Amid the buzz surrounding Brazilian President Luiz Inácio Lula da Silva’s China visit, which began on April 12, the leaders of both countries have signed more than 20 new bilateral agreements.
On the surface, the trip was a run-of-the-mill diplomatic visit. However, some say it underscores an ongoing deprioritization of relations with the United States.
Since the return of left-wing Lula to Brazil’s helm, U.S. officials and analysts have raised concerns over the South American country’s policy shift in favor of Beijing and other authoritarian regimes.
During a Senate Foreign Relations Committee hearing last month, Sen. James Risch (R-Idaho) expressed alarm over Brazil’s overarching cooperation with what he called “maligned foreign influences,” including China.
Brian Nichols, assistant secretary of state for Western Hemisphere Affairs in the U.S. State Department, said in the same hearing that he’s “absolutely concerned” about China’s heavy investment.
Part of the Brazil–China arrangement includes using the Beijing-backed New Development Bank (NDB) as a yuan clearing facility. The goal is to boost the volume and strength of China’s yuan in the Americas.
While in Shanghai, Lula oversaw the inauguration of Dilma Rousseff—his former chief of staff and a 1960s Marxist guerilla fighter—as the new head of the NDB. Rousseff served as Brazil’s president after Lula starting in 2011 but was impeached by the National Congress in 2016 for budget mismanagement.
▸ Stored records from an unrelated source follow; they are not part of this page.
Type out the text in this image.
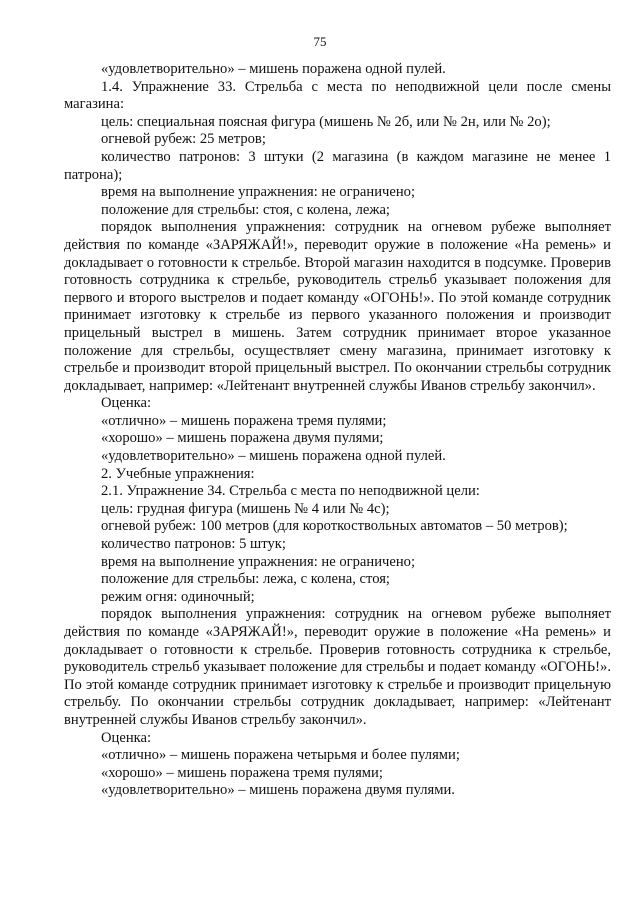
75

«удовлетворительно» – мишень поражена одной пулей.

1.4. Упражнение 33. Стрельба с места по неподвижной цели после смены магазина:

цель: специальная поясная фигура (мишень № 2б, или № 2н, или № 2о);

огневой рубеж: 25 метров;

количество патронов: 3 штуки (2 магазина (в каждом магазине не менее 1 патрона);

время на выполнение упражнения: не ограничено;

положение для стрельбы: стоя, с колена, лежа;

порядок выполнения упражнения: сотрудник на огневом рубеже выполняет действия по команде «ЗАРЯЖАЙ!», переводит оружие в положение «На ремень» и докладывает о готовности к стрельбе. Второй магазин находится в подсумке. Проверив готовность сотрудника к стрельбе, руководитель стрельб указывает положения для первого и второго выстрелов и подает команду «ОГОНЬ!». По этой команде сотрудник принимает изготовку к стрельбе из первого указанного положения и производит прицельный выстрел в мишень. Затем сотрудник принимает второе указанное положение для стрельбы, осуществляет смену магазина, принимает изготовку к стрельбе и производит второй прицельный выстрел. По окончании стрельбы сотрудник докладывает, например: «Лейтенант внутренней службы Иванов стрельбу закончил».

Оценка:

«отлично» – мишень поражена тремя пулями;

«хорошо» – мишень поражена двумя пулями;

«удовлетворительно» – мишень поражена одной пулей.

2. Учебные упражнения:

2.1. Упражнение 34. Стрельба с места по неподвижной цели:

цель: грудная фигура (мишень № 4 или № 4с);

огневой рубеж: 100 метров (для короткоствольных автоматов – 50 метров);

количество патронов: 5 штук;

время на выполнение упражнения: не ограничено;

положение для стрельбы: лежа, с колена, стоя;

режим огня: одиночный;

порядок выполнения упражнения: сотрудник на огневом рубеже выполняет действия по команде «ЗАРЯЖАЙ!», переводит оружие в положение «На ремень» и докладывает о готовности к стрельбе. Проверив готовность сотрудника к стрельбе, руководитель стрельб указывает положение для стрельбы и подает команду «ОГОНЬ!». По этой команде сотрудник принимает изготовку к стрельбе и производит прицельную стрельбу. По окончании стрельбы сотрудник докладывает, например: «Лейтенант внутренней службы Иванов стрельбу закончил».

Оценка:

«отлично» – мишень поражена четырьмя и более пулями;

«хорошо» – мишень поражена тремя пулями;

«удовлетворительно» – мишень поражена двумя пулями.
The NDB was created under Rousseff’s watch, so her appointment as head of the NDB on April 13 was the cherry on top of policy decisions that have left Western officials spinning in recent months.
Writing on the Wall
Some Brazilians say Lula’s deepening of ties with China and pushing BRICS into the spotlight has been a long time coming.“They [BRICS] basically want to annul the United States as a world power,” Brazil’s former minister of foreign affairs, Ernesto Araújo, told The Epoch Times.
Araújo said Lula was focused on strengthening ties with anti-American governments well before his return to office in January.
Araújo noted that while working as the minister of foreign affairs under former President Jair Bolsonaro, the BRICS agenda took a backseat. However, with Lula in charge, China and BRICS have been bumped to the top of Brazil’s political priority list.
“Now it’s clear that Lula wants to go full speed with BRICS,” Araújo said.
During Lula’s visit, China’s Ministry of Foreign Affairs released a statement on April 14 saying that Chinese leader Xi Jinping declared China and Brazil as the “two biggest developing countries and emerging markets in the Eastern and Western hemispheres.”
The brief noted that the two countries have “extensive common interests.”
For some security analysts, therein lies the danger to the United States.
“Brazil already has a long-standing relationship with China, but the current turn is particularly precarious,” Irina Tsukerman, regional security analyst and founder of Scarab Rising, told The Epoch Times.
Tsukerman noted that China pumping massive amounts of cash into Brazil’s economy has essentially purchased loyalty, making Beijing’s anti-Western influence difficult to counteract.
Weaker Sanctions
Among the potential U.S. security impacts is the threat a weaker dollar poses to the strength of its sanctions.The United States has led a heavy sanctions package against Russia amid its ongoing attack on Ukraine. Concurrently, nations affected by the economic fallout of the Russia–Ukraine war have been searching for an alternative to dwindling greenback reserves. This is especially true in Latin American countries such as Brazil and Argentina.
The result has been a general readiness to abandon the dollar and build infrastructure for a new global reserve currency. This is chief among the list of goals for BRICS.
On a large enough scale, “de-dollarisation” will weaken the power of U.S. sanctions abroad, essentially diminishing one of the most powerful nonmilitary weapons at its disposal.
But as commodity inflation crippled countries in 2022, the debate for alternative currencies was reignited.
“While yuan as an exchange currency in the immediate future will not fully replace the U.S. dollar in Latin America, even adopting it ... creates a risk to weaken U.S. financial influence and facilitates sanctions circumvention. Not only for China and Russia but also for all their regional allies,” Tsukerman said.
Nichols said the administration of U.S. President Joe Biden aims to demonstrate that the United States is still the best country to align its opportunities and future with.
“We see around the hemisphere the promises the PRC [People’s Republic of China] makes about the quality of its investments, about the debt associated with its investments, are false,” he said.